Abuhar ist ein winziges Dorf in Bihar. Der indische Bundesstaat gehört zum "Kuhgürtel", wie der arme Norden Indiens genannt wird. Die 1200 hinduistischen und muslimischen Einwohner von Abuhar sind Dalit, Unberührbare. Ihren Lebensunterhalt verdienen sie als Tagelöhner auf den Feldern der reichen Bauern. Dazu kommen noch eine Kuh oder zwei, deren Milch sie verkaufen können. Arbeit auf den Feldern gibt es nur ein paar Monate im Jahr, wenn der Reis gepflanzt und geerntet wird.

Aber in Abuhar gibt es neuerdings etwas, was selbst in gepflegten deutschen Großstädten noch einen Seltenheitswert hat: Solarlampen. Die haben sie sich die Bürger von Abuhar gewünscht und ihr Dorfchef hat sie bei den übergeordneten Behörden durchgesetzt. Möglich hat das ein milliardenschweres Arbeitsbeschaffungsprogramm der indischen Regierung gemacht. Das Programm garantiert den Ärmsten der Armen maximal einhundert Tage bezahlter Arbeit im Jahr. Was zunächst nach nicht viel klingt, ist in Wirklichkeit eine Verdoppelung der bezahlten Arbeitstage, denn die Feldarbeit liegt auch bei etwa drei Monaten pro Jahr.
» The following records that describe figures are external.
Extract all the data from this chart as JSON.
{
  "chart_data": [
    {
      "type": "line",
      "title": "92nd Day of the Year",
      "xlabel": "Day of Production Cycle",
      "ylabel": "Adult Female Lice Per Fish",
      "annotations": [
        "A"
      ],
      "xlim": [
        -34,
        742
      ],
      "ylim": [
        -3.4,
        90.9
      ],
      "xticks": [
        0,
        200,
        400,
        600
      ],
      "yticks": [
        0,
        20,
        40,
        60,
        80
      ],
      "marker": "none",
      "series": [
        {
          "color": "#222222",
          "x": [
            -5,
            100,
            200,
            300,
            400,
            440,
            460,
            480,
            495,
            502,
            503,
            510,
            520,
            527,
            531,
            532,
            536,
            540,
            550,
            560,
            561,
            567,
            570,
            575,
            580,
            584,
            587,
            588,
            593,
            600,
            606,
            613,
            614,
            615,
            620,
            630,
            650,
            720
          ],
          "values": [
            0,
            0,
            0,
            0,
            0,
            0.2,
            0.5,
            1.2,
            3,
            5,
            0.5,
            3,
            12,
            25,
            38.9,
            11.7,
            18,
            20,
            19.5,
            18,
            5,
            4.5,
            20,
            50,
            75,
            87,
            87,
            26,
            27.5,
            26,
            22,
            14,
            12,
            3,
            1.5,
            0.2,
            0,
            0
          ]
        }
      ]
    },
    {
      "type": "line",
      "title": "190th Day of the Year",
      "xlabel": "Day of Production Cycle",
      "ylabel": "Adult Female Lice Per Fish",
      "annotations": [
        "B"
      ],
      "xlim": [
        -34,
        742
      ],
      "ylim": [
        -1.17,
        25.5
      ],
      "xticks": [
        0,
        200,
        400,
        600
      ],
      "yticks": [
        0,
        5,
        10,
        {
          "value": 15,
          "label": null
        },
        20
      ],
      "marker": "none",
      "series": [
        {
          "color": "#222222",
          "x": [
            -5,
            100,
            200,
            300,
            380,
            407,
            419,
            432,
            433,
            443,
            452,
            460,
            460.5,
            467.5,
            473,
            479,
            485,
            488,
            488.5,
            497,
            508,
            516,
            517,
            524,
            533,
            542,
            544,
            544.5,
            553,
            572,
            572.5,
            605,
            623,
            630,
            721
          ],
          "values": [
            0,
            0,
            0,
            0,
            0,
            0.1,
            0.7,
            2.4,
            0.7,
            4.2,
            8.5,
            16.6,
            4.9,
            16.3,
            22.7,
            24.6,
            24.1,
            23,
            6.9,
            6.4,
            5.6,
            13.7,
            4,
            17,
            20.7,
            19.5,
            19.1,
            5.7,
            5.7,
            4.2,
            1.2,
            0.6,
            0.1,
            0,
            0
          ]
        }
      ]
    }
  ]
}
Mehr Einkommen und mehr "öko"

Für UNEP ist das indische Programm ein Paradebeispiel dafür, dass Armutsbekämpfung und ein Umstieg auf eine nachhaltige grüne Wirtschaft Hand in Hand gehen können. 80 Prozent der 80 Milliarden Dollar der indischen ABM werden von den Menschen in Dörfern wie Abuhar in Projekte zum sparsamen Umgang mit Wasser, Bewässerungssysteme und die Agrarentwicklung investiert, heißt es in dem umfangreichen UNEP-Report. Das verbessere die Lebensqualität und schaffe Einkommen. Der im Februar zeitgleich in mehreren Metropolen auf allen Kontinenten vorgestellte Bericht ist eine Art Handbuch für Politiker und Entscheidungsträger zur Umstellung der Volkswirtschaften unserer Welt auf eine grüne Ökonomie.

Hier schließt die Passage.